In fact, sometimes we even decide that we don’t trust a person based on how they look, or our perception of them. You just get a hunch, don’t you?
And yes, other people could think the same about you, so how can you make yourself more trustworthy?
Here are 3 ways:
1. Be upfront and honest
If you’ve done something wrong, own up.
Why hide it if the relationship is important to you? And no, you can’t have your cake and eat it - your partner won’t be happy if you’re having an affair.
You destroy the trust that they, your family and even friends have in you if you choose not to be honest. And be aware that Karma has a way of hitting back so if you think you can lie and get away with it, you won’t.
Whether you are in a position of power or whether it’s family or friends - just be honest (before you get caught out).
2. Do what you say you’ll do
Keep your promises.
There’s nothing worse than listening to someone talking up the importance of sticking to the game plan, and not doing it themselves. You’ll have met people like this - they come from all walks of life.
These ‘do as I say not as a I do’ characters incite anger, they immediately lose respect and face ridicule long term for their double-crossing behaviour.
Reputation and trust take a while to build but can be shattered overnight. If you’re changing the rules, they should apply to everyone, not just you.
3. Be consistent
Keeping it going, even during the tough times, speaks volumes about you.
You are giving people more reasons to believe that you can be trusted long term, that you are reliable and that if you’re struggling or need help - you’ll say something.
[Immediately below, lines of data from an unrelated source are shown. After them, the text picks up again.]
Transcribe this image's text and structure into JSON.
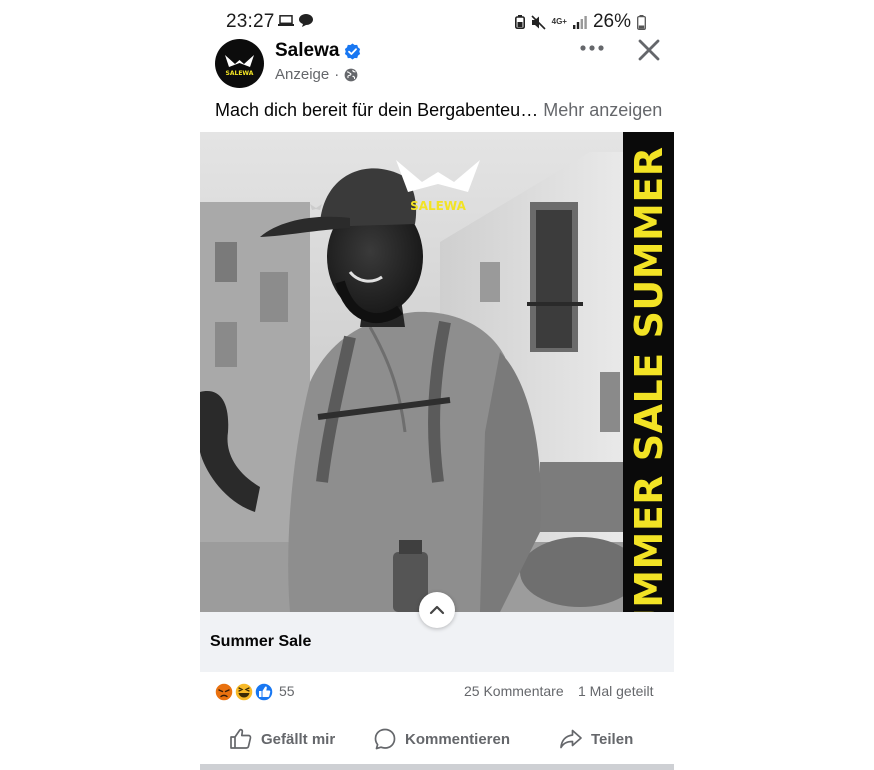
{
  "status_bar": {
    "time": "23:27",
    "network": "4G+",
    "battery": "26%",
    "icons": [
      "laptop-icon",
      "chat-bubble-icon",
      "battery-saver-icon",
      "mute-icon",
      "signal-icon",
      "battery-icon"
    ]
  },
  "post": {
    "brand_name": "Salewa",
    "avatar_text": "SALEWA",
    "verified": true,
    "sponsored_label": "Anzeige",
    "separator": "·",
    "audience_icon": "globe-icon",
    "caption": "Mach dich bereit für dein Bergabenteu…",
    "see_more": "Mehr anzeigen",
    "image": {
      "logo_text": "SALEWA",
      "band_text": "UMMER SALE SUMMER S",
      "band_color": "#f2e325"
    },
    "ad_title": "Summer Sale"
  },
  "engagement": {
    "reaction_icons": [
      "angry-icon",
      "haha-icon",
      "like-icon"
    ],
    "reaction_count": "55",
    "comments": "25 Kommentare",
    "shares": "1 Mal geteilt"
  },
  "actions": {
    "like": "Gefällt mir",
    "comment": "Kommentieren",
    "share": "Teilen"
  },
  "colors": {
    "verified_blue": "#1877f2",
    "secondary_text": "#65676b",
    "ad_footer_bg": "#f0f2f5",
    "brand_yellow": "#f2e325"
  }
}
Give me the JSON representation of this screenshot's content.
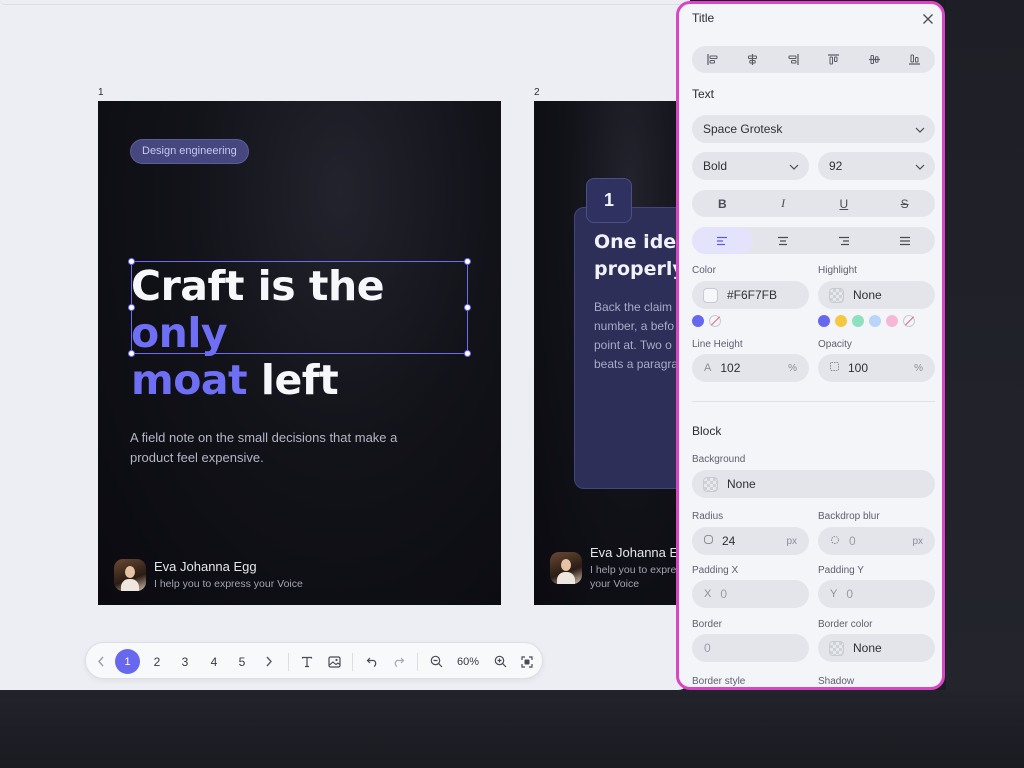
{
  "canvas": {
    "slides": [
      {
        "number": "1",
        "chip": "Design engineering",
        "headline": {
          "part1": "Craft is the ",
          "part2": "only",
          "part3": "moat",
          "part4": " left"
        },
        "subtitle": "A field note on the small decisions that make a product feel expensive.",
        "author_name": "Eva Johanna Egg",
        "author_role": "I help you to express your Voice"
      },
      {
        "number": "2",
        "badge": "1",
        "title": "One idea\nproperly",
        "body": "Back the claim\nnumber, a befo\npoint at. Two o\nbeats a paragra",
        "author_name": "Eva Johanna Egg",
        "author_role": "I help you to express your Voice"
      }
    ]
  },
  "toolbar": {
    "pages": [
      "1",
      "2",
      "3",
      "4",
      "5"
    ],
    "active_page": "1",
    "zoom": "60%",
    "icons": [
      "chevron-left-icon",
      "chevron-right-icon",
      "text-icon",
      "image-icon",
      "undo-icon",
      "redo-icon",
      "zoom-out-icon",
      "zoom-in-icon",
      "fit-screen-icon"
    ]
  },
  "panel": {
    "title": "Title",
    "text_section": "Text",
    "font_family": "Space Grotesk",
    "font_weight": "Bold",
    "font_size": "92",
    "style_buttons": [
      "B",
      "I",
      "U",
      "S"
    ],
    "color_label": "Color",
    "color_value": "#F6F7FB",
    "color_swatch": "#F6F7FB",
    "highlight_label": "Highlight",
    "highlight_value": "None",
    "color_presets": [
      "#6768EE"
    ],
    "highlight_presets": [
      "#6768EE",
      "#F5C842",
      "#8EE0C0",
      "#B8D4F8",
      "#F7B8D8"
    ],
    "line_height_label": "Line Height",
    "line_height_lead": "A",
    "line_height_value": "102",
    "line_height_unit": "%",
    "opacity_label": "Opacity",
    "opacity_value": "100",
    "opacity_unit": "%",
    "block_section": "Block",
    "background_label": "Background",
    "background_value": "None",
    "radius_label": "Radius",
    "radius_value": "24",
    "radius_unit": "px",
    "backdrop_label": "Backdrop blur",
    "backdrop_value": "0",
    "backdrop_unit": "px",
    "padding_x_label": "Padding X",
    "padding_x_lead": "X",
    "padding_x_value": "0",
    "padding_y_label": "Padding Y",
    "padding_y_lead": "Y",
    "padding_y_value": "0",
    "border_label": "Border",
    "border_value": "0",
    "border_color_label": "Border color",
    "border_color_value": "None",
    "border_style_label": "Border style",
    "shadow_label": "Shadow",
    "accent_color": "#6768EE",
    "highlight_frame_color": "#D946C4"
  }
}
When we put our trust in someone, we want the comfort of knowing they will be loyal, that they’ll do the right thing. The disappointment we feel when we’re let down hits us hard.
Yes, being consistent takes effort. And that’s why it builds trust.
Doing just one of the above is unlikely to build deep and meaningful trust. You need to do (at least) all three.
Having said all of that, no one knows what goes on behind closed doors (unless there’s a camera on them, Matt). So, are we too quick to judge?
Yes, I think sometimes we are, which is why listening to the story in full first is important; allow the person who has broken your trust the opportunity to explain.
We all make mistakes, and only you can decide if a person is worth forgiving and moving forward with (as I think Boris would rather have done with Matt) or whether you believe the breaking of trust is so severe, that the damage is irreparable. And in Matt’s case, for all the anger we might feel from a distance, I’m sure the families involved feel far worse.
Covid has taught us many lessons, and, courtesy of Matt Hancock, the importance of trust is the latest.
Be a trust builder, not a trust breaker.